Dag 21
Bijbeltekst(en)
Hebreeën 2
De Zoon van God is begaan met het lot van mensen, niet met het lot van engelen. Dat betoogt de schrijver van deze brief. God wil mensen redden, en daarin gaat Hij heel ver. Want omdat mensen sterfelijk (‘van vlees en bloed’) zijn, werd de Zoon precies zo’n mens. Zo kon Hij de vijand op zijn eigen terrein verslaan. Die vijand is de duivel, die heerst over de dood. Door angst voor die dood zijn mensen als het ware slaven, opgesloten in het sterfelijke bestaan. Hoe kon God er nu voor zorgen dat mensen gered worden van de dood? Dat kon doordat de Zoon het terrein van de duivel betrad.

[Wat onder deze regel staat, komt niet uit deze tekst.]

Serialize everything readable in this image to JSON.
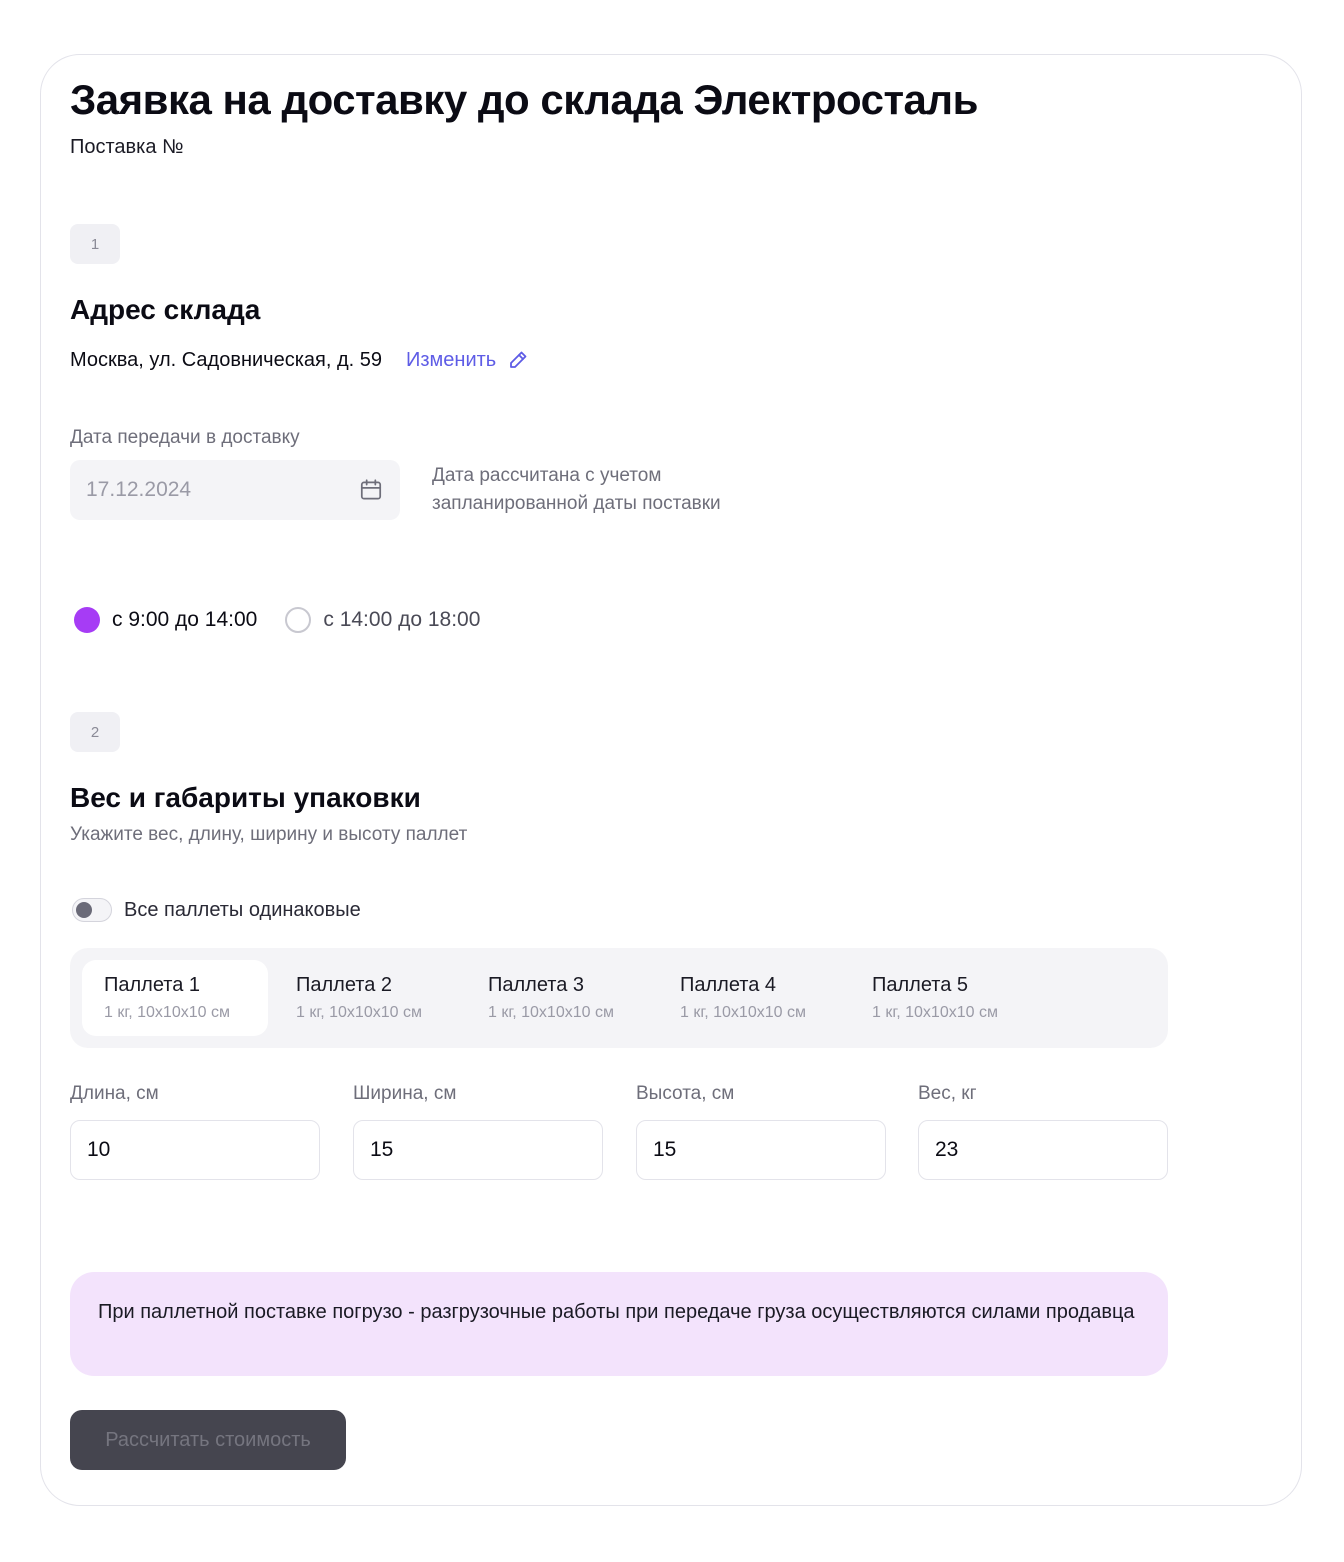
{
  "header": {
    "title": "Заявка на доставку до склада Электросталь",
    "subtitle": "Поставка №"
  },
  "step1": {
    "badge": "1",
    "title": "Адрес склада",
    "address": "Москва, ул. Садовническая, д. 59",
    "change_label": "Изменить",
    "date_label": "Дата передачи в доставку",
    "date_value": "17.12.2024",
    "date_note": "Дата рассчитана с учетом запланированной даты поставки",
    "time_slots": [
      {
        "label": "с 9:00 до 14:00",
        "selected": true
      },
      {
        "label": "с 14:00 до 18:00",
        "selected": false
      }
    ]
  },
  "step2": {
    "badge": "2",
    "title": "Вес и габариты упаковки",
    "description": "Укажите вес, длину, ширину и высоту паллет",
    "toggle_label": "Все паллеты одинаковые",
    "toggle_on": false,
    "pallets": [
      {
        "title": "Паллета 1",
        "summary": "1 кг, 10x10x10 см",
        "active": true
      },
      {
        "title": "Паллета 2",
        "summary": "1 кг, 10x10x10 см",
        "active": false
      },
      {
        "title": "Паллета 3",
        "summary": "1 кг, 10x10x10 см",
        "active": false
      },
      {
        "title": "Паллета 4",
        "summary": "1 кг, 10x10x10 см",
        "active": false
      },
      {
        "title": "Паллета 5",
        "summary": "1 кг, 10x10x10 см",
        "active": false
      }
    ],
    "dimensions": {
      "length": {
        "label": "Длина, см",
        "value": "10"
      },
      "width": {
        "label": "Ширина, см",
        "value": "15"
      },
      "height": {
        "label": "Высота, см",
        "value": "15"
      },
      "weight": {
        "label": "Вес, кг",
        "value": "23"
      }
    }
  },
  "notice": {
    "text": "При паллетной поставке погрузо - разгрузочные работы при передаче груза осуществляются силами продавца"
  },
  "actions": {
    "calculate_label": "Рассчитать стоимость",
    "calculate_disabled": true
  },
  "colors": {
    "accent_radio": "#a63cf5",
    "link": "#5e5ce6",
    "notice_bg": "#f3e3fc",
    "button_bg": "#45454f"
  },
  "icons": {
    "change": "pencil-icon",
    "date": "calendar-icon"
  }
}
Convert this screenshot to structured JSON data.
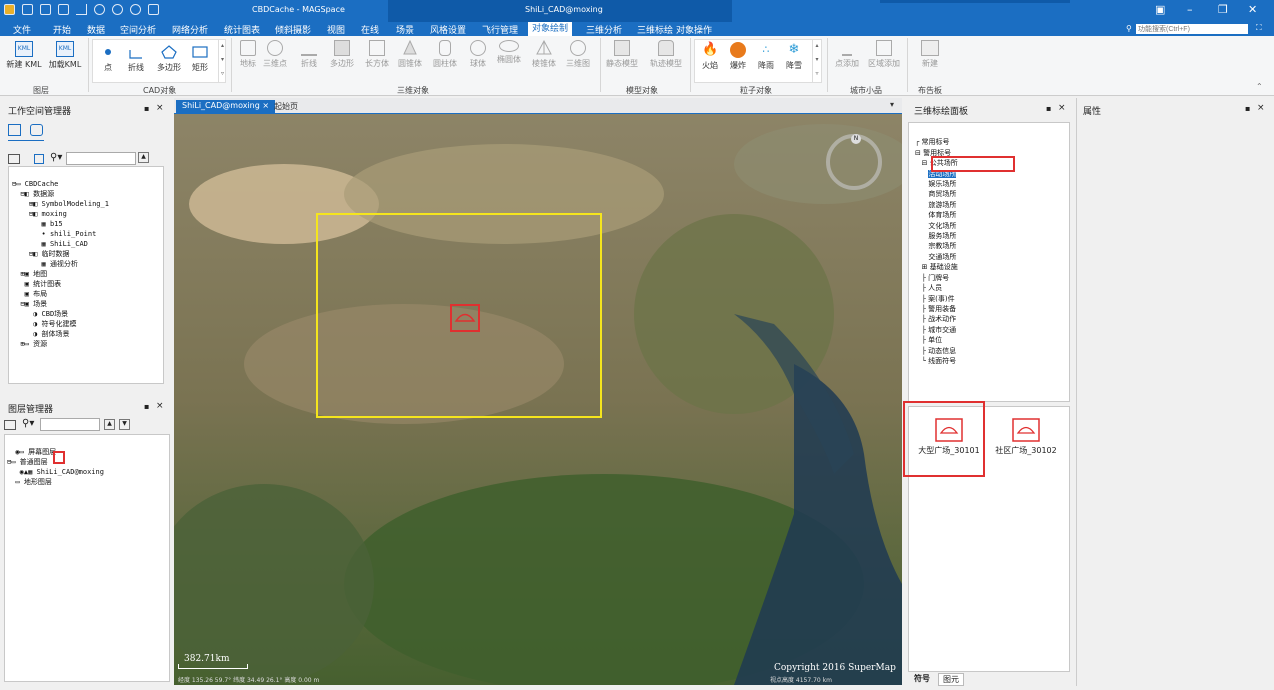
{
  "window": {
    "title_left": "CBDCache - MAGSpace",
    "title_active": "ShiLi_CAD@moxing"
  },
  "menu": {
    "items": [
      "文件",
      "开始",
      "数据",
      "空间分析",
      "网络分析",
      "统计图表",
      "倾斜摄影",
      "视图",
      "在线",
      "场景",
      "风格设置",
      "飞行管理",
      "对象绘制",
      "三维分析",
      "三维标绘",
      "对象操作"
    ],
    "active_index": 12,
    "search_placeholder": "功能搜索(Ctrl+F)"
  },
  "ribbon": {
    "kml": [
      "新建 KML",
      "加载KML"
    ],
    "cad": [
      "点",
      "折线",
      "多边形",
      "矩形"
    ],
    "obj3d": [
      "地标",
      "三维点",
      "折线",
      "多边形",
      "长方体",
      "圆锥体",
      "圆柱体",
      "球体",
      "椭圆体",
      "棱锥体",
      "三维图"
    ],
    "model": [
      "静态模型",
      "轨迹模型"
    ],
    "particle": [
      "火焰",
      "爆炸",
      "降雨",
      "降雪"
    ],
    "city": [
      "点添加",
      "区域添加"
    ],
    "board": [
      "新建"
    ],
    "groups": [
      "图层",
      "CAD对象",
      "三维对象",
      "模型对象",
      "粒子对象",
      "城市小品",
      "布告板"
    ]
  },
  "workspace": {
    "title": "工作空间管理器",
    "items": [
      "CBDCache",
      "数据源",
      "SymbolModeling_1",
      "moxing",
      "b15",
      "shili_Point",
      "ShiLi_CAD",
      "临时数据",
      "通视分析",
      "地图",
      "统计图表",
      "布局",
      "场景",
      "CBD场景",
      "符号化建模",
      "剖体场景",
      "资源"
    ]
  },
  "layers": {
    "title": "图层管理器",
    "items": [
      "屏幕图层",
      "普通图层",
      "ShiLi_CAD@moxing",
      "地形图层"
    ]
  },
  "doc_tabs": [
    "ShiLi_CAD@moxing",
    "起始页"
  ],
  "map": {
    "scale": "382.71km",
    "copyright": "Copyright 2016 SuperMap",
    "status_left": "经度 135.26 59.7° 纬度 34.49 26.1° 高度 0.00 m",
    "status_right": "视点高度 4157.70 km"
  },
  "plot_panel": {
    "title": "三维标绘面板",
    "tree": [
      "常用标号",
      "警用标号",
      "公共场所",
      "活动场所",
      "娱乐场所",
      "商贸场所",
      "旅游场所",
      "体育场所",
      "文化场所",
      "服务场所",
      "宗教场所",
      "交通场所",
      "基础设施",
      "门牌号",
      "人员",
      "案(事)件",
      "警用装备",
      "战术动作",
      "城市交通",
      "单位",
      "动态信息",
      "线面符号"
    ],
    "symbols": [
      "大型广场_30101",
      "社区广场_30102"
    ],
    "tabs": [
      "符号",
      "图元"
    ]
  },
  "props": {
    "title": "属性"
  }
}
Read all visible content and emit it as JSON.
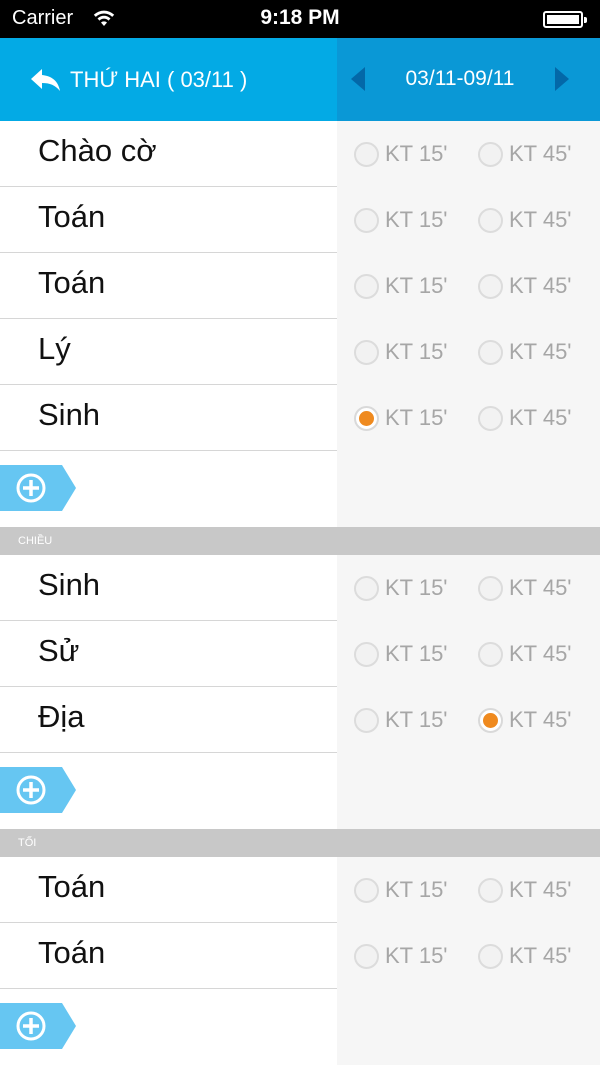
{
  "status_bar": {
    "carrier": "Carrier",
    "time": "9:18 PM"
  },
  "nav": {
    "back_label": "THỨ HAI ( 03/11 )",
    "week_range": "03/11-09/11"
  },
  "colors": {
    "accent": "#03aae5",
    "accent_dark": "#0a98d6",
    "selected": "#ef8a1f",
    "section_band": "#c8c8c8"
  },
  "options": {
    "short_test": "KT 15'",
    "long_test": "KT 45'"
  },
  "sections": [
    {
      "header": "",
      "subjects": [
        {
          "name": "Chào cờ",
          "selected": ""
        },
        {
          "name": "Toán",
          "selected": ""
        },
        {
          "name": "Toán",
          "selected": ""
        },
        {
          "name": "Lý",
          "selected": ""
        },
        {
          "name": "Sinh",
          "selected": "KT 15'"
        }
      ]
    },
    {
      "header": "CHIỀU",
      "subjects": [
        {
          "name": "Sinh",
          "selected": ""
        },
        {
          "name": "Sử",
          "selected": ""
        },
        {
          "name": "Địa",
          "selected": "KT 45'"
        }
      ]
    },
    {
      "header": "TỐI",
      "subjects": [
        {
          "name": "Toán",
          "selected": ""
        },
        {
          "name": "Toán",
          "selected": ""
        }
      ]
    }
  ]
}
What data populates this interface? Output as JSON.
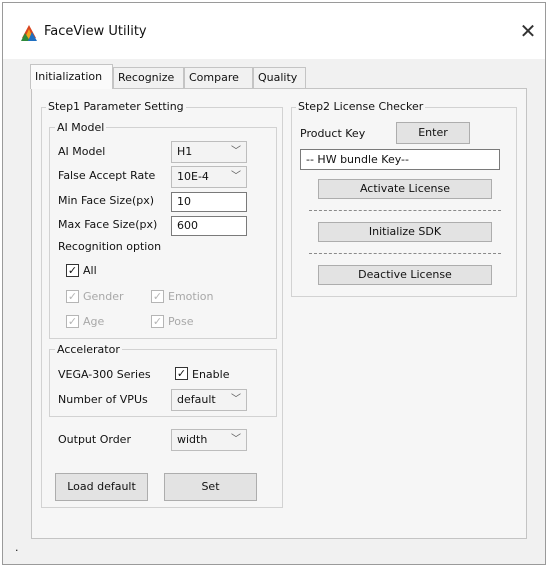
{
  "window": {
    "title": "FaceView Utility",
    "close_glyph": "✕"
  },
  "tabs": [
    {
      "label": "Initialization",
      "active": true
    },
    {
      "label": "Recognize",
      "active": false
    },
    {
      "label": "Compare",
      "active": false
    },
    {
      "label": "Quality",
      "active": false
    }
  ],
  "step1": {
    "title": "Step1 Parameter Setting",
    "ai_model_group": {
      "title": "AI Model",
      "ai_model_label": "AI Model",
      "ai_model_value": "H1",
      "far_label": "False Accept Rate",
      "far_value": "10E-4",
      "min_face_label": "Min Face Size(px)",
      "min_face_value": "10",
      "max_face_label": "Max Face Size(px)",
      "max_face_value": "600",
      "recognition_label": "Recognition option",
      "options": {
        "all": "All",
        "gender": "Gender",
        "emotion": "Emotion",
        "age": "Age",
        "pose": "Pose"
      }
    },
    "accelerator_group": {
      "title": "Accelerator",
      "series_label": "VEGA-300 Series",
      "enable_label": "Enable",
      "vpus_label": "Number of VPUs",
      "vpus_value": "default"
    },
    "output_order_label": "Output Order",
    "output_order_value": "width",
    "load_default_label": "Load default",
    "set_label": "Set"
  },
  "step2": {
    "title": "Step2 License Checker",
    "product_key_label": "Product Key",
    "enter_label": "Enter",
    "key_value": "-- HW bundle Key--",
    "activate_label": "Activate License",
    "initialize_label": "Initialize SDK",
    "deactive_label": "Deactive License"
  },
  "status": {
    "text": "."
  },
  "icons": {
    "app": "faceview-app-icon",
    "check": "✓",
    "arrow": "﹀"
  }
}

Maar Hij werd niet opgesloten in het sterfelijke bestaan: Hij werd ‘vanwege zijn lijden en dood met eer en luister gekroond’ (Hebreeën 2:9). Daarom kan Hij de mensen bevrijden van hun angst en slavernij: ze mogen als broeders en zusters van de Zoon uiteindelijk delen in Gods luister.
Hoe kijk jij tegen de dood aan? Verandert dit als je nadenkt over hoe ver de Zoon gegaan is om mensen te redden?